Noradrenaline binds to α1 adrenoreceptor causing Gαq subunit to bind GTP.
This causes Gαq subunit to dissociate from rest of receptor and activate phopholipase C.
Phospholipase C cleaves PIP2 into IP3 and DAG.
However, IP3 isn’t able to bind to it’s receptor on the SR because it’s blocked by the calcium channel blocker. This means there’s no calcium influx from the SR.

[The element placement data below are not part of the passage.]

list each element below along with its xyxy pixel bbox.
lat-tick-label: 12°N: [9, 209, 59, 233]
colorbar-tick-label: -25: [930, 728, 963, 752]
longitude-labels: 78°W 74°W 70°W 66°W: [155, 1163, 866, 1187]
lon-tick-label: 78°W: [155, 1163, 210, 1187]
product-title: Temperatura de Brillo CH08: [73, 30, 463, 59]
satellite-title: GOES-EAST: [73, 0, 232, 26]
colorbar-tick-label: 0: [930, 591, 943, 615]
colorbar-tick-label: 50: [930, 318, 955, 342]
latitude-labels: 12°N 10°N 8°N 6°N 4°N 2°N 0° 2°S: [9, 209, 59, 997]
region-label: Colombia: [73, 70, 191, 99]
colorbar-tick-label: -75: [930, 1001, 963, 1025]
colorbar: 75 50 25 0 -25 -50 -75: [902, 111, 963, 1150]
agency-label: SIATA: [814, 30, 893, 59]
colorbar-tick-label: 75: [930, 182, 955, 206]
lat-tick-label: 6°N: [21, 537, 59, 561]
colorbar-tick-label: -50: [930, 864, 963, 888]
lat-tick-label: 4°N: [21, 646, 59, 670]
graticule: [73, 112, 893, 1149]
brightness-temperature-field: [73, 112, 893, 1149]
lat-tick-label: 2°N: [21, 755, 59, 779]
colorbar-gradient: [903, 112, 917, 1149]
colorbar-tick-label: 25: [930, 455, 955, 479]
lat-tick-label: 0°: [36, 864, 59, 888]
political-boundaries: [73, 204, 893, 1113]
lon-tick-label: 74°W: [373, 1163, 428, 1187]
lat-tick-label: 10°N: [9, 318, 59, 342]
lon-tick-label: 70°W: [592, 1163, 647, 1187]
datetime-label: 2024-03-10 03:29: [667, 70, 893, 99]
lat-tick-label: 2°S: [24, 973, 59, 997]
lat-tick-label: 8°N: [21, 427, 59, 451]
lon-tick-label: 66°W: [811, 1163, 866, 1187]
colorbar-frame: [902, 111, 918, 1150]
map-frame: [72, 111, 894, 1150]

Also, calcium channel blockers bind to the voltage gated calcium channels which prevents calcium influx into the vascular smooth muscle.
No calcium influx means the mechanism for vascular smooth muscle contraction ca not occur meaning the muscle remains relaxed.

39
Q

Give some examples of other anti anginal drugs

A

Nicorandil
Ivabradine
Ranolazine

40
Q

How does Nicorandil combat effects of angina?

A

Nicorandil opens K+channels, which leads to hyperpolarisation of the cell and closes voltage-gated L-type Ca2+channels causing coronary vasodilation.

41
Q

How does Ivabradine combat effects of angina?

A

Ivabradine inhibits the If current (pacemaker current) produced by the sinoatrial node.
This causes a decrease in heart rate allowing for more time for coronary diffusion as lower heart rate means more diastole.

42
Q

Give examples of some prophylactic drugs, drugs used to prevent a disease from occuring, used to treat angina

A

Aspirin
Clopidogrel
Statins

43
Q

How does Aspirin help to prevent angina?

A

Inhibits COX enzyme from synthesising thromboxane A2 precursors.
No thromboxane A2 means no platelet aggregation meaning thrombus can’t form in coronary artery. This means blood flow to myocardial tissue not reduced by partial occulsion.

44
Q

How does Clopidogrel help to prevent angina?

A

Clopidogrel inhibits ADP receptor on platelets which again reduces aggregation.

45
Q

How do Statins help to prevent angina?

A

Statins act as HMG reductase inhibitors thus inhibiting synthesis of LDL.
Lower LDL levels means atherosclerosis reduced so no plaque to rupture and thrombosis doesn’t then occur.